Una villa da salvare, un comitato di cittadini attivi e una serie di sindaci poco lungimiranti. Siamo a Arco, in provincia di Trento, tra il lago di Garda e le Alpi.
Siamo in una valle tra il lago di Garda e le Alpi dove l’influenza del lago permette a limoni e olivi di crescere rigogliosi.
All’apparenza, percorrendo la pista ciclabile che da Trento corre verso sud, sembra che tutto sia esattamente come dovrebbe. Almeno per quanto riguarda la cura del territorio e delle bellezze paesaggistiche e artistiche lasciate dall’Impero asburgico di cui rimane traccia nelle ville in cui soggiornavano o nei sanatori dove venivano nella speranza di guarire dalla tubercolosi.
Eredità, quella delle ville e dei sanatori, che però non sembra scaldare i cuori delle amministrazioni locali che si sono succedute negli ultimi anni.
«È da quindici anni che la valle è vittima di mal gestione del territorio e speculazioni edilizie. Costruzioni senz’anima, strade e trafori, sembrano le uniche cose che interessano ai sindaci» racconta con evidente emozione Gilberto Galvagni, poeta dalla lunga barba bianca e dal fisico di chi, quelle montagne, le ha scalate più e più volte. «Beni storici di inestimabile bellezza sembrano non interessare a una politica miope. Basti pensare all’Ex Argentina, sanatorio ricostruito ed ampliato con i soldi delle rimesse degli emigrati (da qui il nome) e che, anziché essere recuperato, è stato abbattuto per lasciare posto a una nuova colata di cemento modernista».
È proprio affinché questo non accada più che Gilberto, insieme ad altri cittadini del piccolo paese di ARCO (TN), hanno fondato il Comitato “Salvaguardia Olivaia”.
Del Comitato fa parte anche Chiara Parisi, naturalista specializzata in gestione e conservazione del patrimonio naturale e grande amante degli alberi. «In quest’area esistono numerosi casi di incuria e abbandono ma Villa Angerer è quello più eclatante».
Una villa dell’Ottocento che, oltre ad una splendida architettura presenta 30.000 metri quadrati di parco con piante rare ed esotiche ormai secolari. Vi trovano infatti dimora alberi della canfora, cipressi, cedri, camelie, magnolie e anche un’imponente quercia da sughero ed un eucalipto monumentale».
Negli anni ’30, dopo che la villa venne trasformata in sanatorio e casa di cura per il clero, l’edificio originale venne ampliato con un lungo fabbricato di tre piani e una chiesa.

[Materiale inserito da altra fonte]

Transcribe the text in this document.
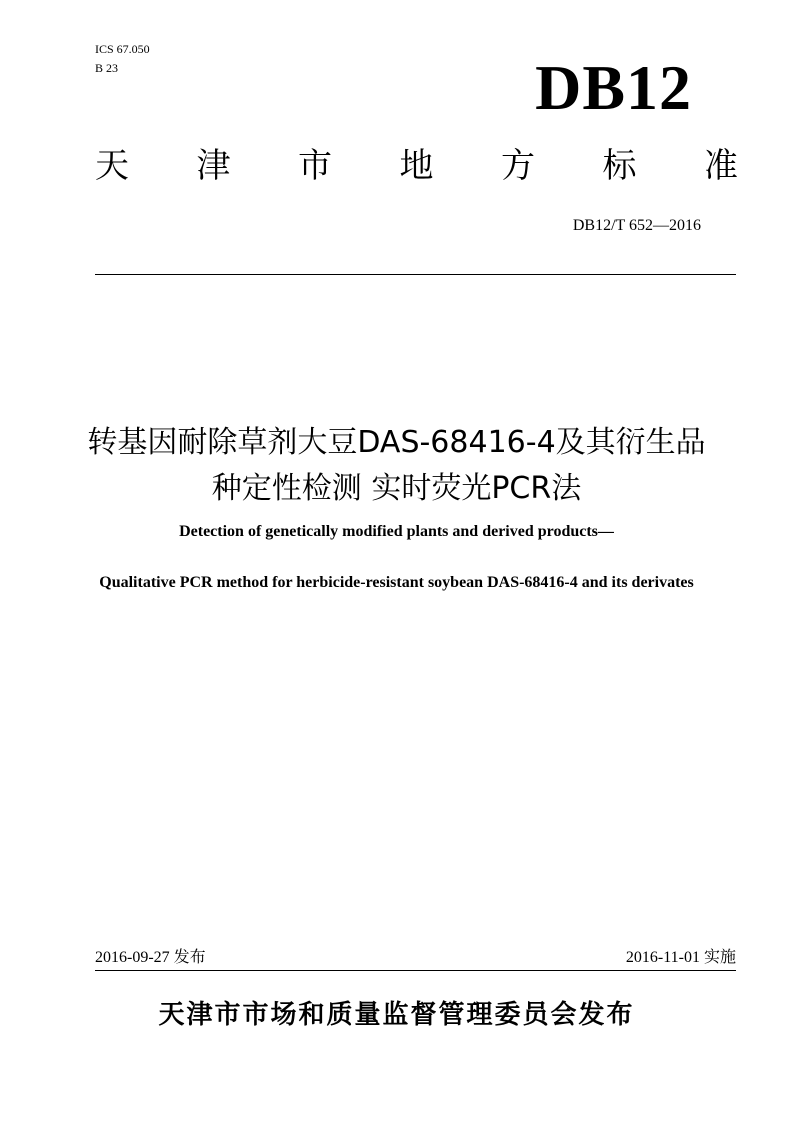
ICS 67.050
B 23	DB12
天 津 市 地 方 标 准
DB12/T 652—2016
转基因耐除草剂大豆DAS-68416-4及其衍生品
种定性检测 实时荧光PCR法
Detection of genetically modified plants and derived products—
Qualitative PCR method for herbicide-resistant soybean DAS-68416-4 and its derivates
2016-09-27 发布	2016-11-01 实施
天津市市场和质量监督管理委员会发布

Oggi questo patrimonio appartiene alla Provincia Autonoma di Trento che però la sta lasciando crollare, insieme al suo parco. «Il dubbio – conclude amaramente Chiara – è che dietro questa incuria ci sia il preciso volere di attendere che tutto vada in rovina per poter togliere i vincoli e finalmente venderla a privati». Villa Angerer ha anche ricevuto più di 3.000 voti nella campagna promossa dal FAI “I Luoghi del cuore”, ma questo non è bastato a risvegliare l’interesse per il suo recupero.

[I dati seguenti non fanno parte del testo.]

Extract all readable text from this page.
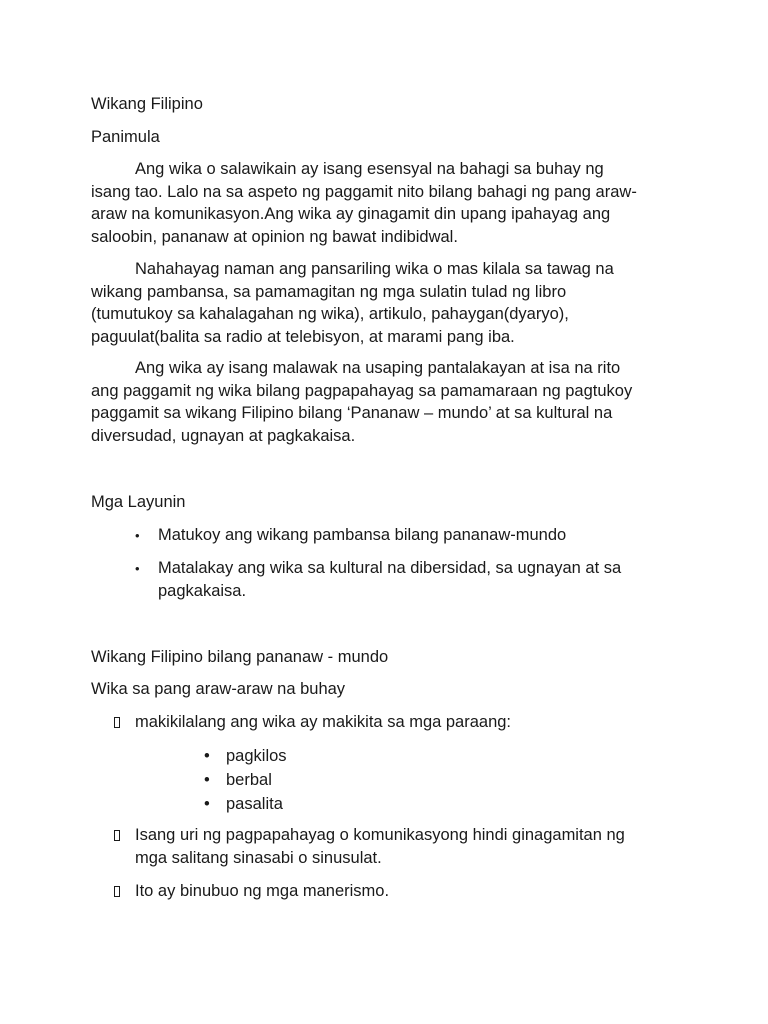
Wikang Filipino

Panimula

Ang wika o salawikain ay isang esensyal na bahagi sa buhay ng
isang tao. Lalo na sa aspeto ng paggamit nito bilang bahagi ng pang araw-
araw na komunikasyon.Ang wika ay ginagamit din upang ipahayag ang
saloobin, pananaw at opinion ng bawat indibidwal.

Nahahayag naman ang pansariling wika o mas kilala sa tawag na
wikang pambansa, sa pamamagitan ng mga sulatin tulad ng libro
(tumutukoy sa kahalagahan ng wika), artikulo, pahaygan(dyaryo),
paguulat(balita sa radio at telebisyon, at marami pang iba.

Ang wika ay isang malawak na usaping pantalakayan at isa na rito
ang paggamit ng wika bilang pagpapahayag sa pamamaraan ng pagtukoy
paggamit sa wikang Filipino bilang ‘Pananaw – mundo’ at sa kultural na
diversudad, ugnayan at pagkakaisa.

Mga Layunin

• Matukoy ang wikang pambansa bilang pananaw-mundo

• Matalakay ang wika sa kultural na dibersidad, sa ugnayan at sa
pagkakaisa.

Wikang Filipino bilang pananaw - mundo

Wika sa pang araw-araw na buhay

makikilalang ang wika ay makikita sa mga paraang:

• pagkilos

• berbal

• pasalita

Isang uri ng pagpapahayag o komunikasyong hindi ginagamitan ng
mga salitang sinasabi o sinusulat.

Ito ay binubuo ng mga manerismo.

Il comitato è però agguerrito e non intende rimanere con le mani in mano. Organizza incontri, chiede spiegazioni sull’avanzamento di lavori che reputa possano mettere in pericolo il territorio, monitora le ristrutturazioni dei privati nel cuore storico del paese e pretende di essere ascoltato in merito a nuovi progetti come per esempio il famoso Vallo Tomo di Mori, un grande muro che dovrebbe contenere la montagna, evitando frane sulle strade e sulle case, ma con un notevole impatto estetico. Ma questa è un’altra storia.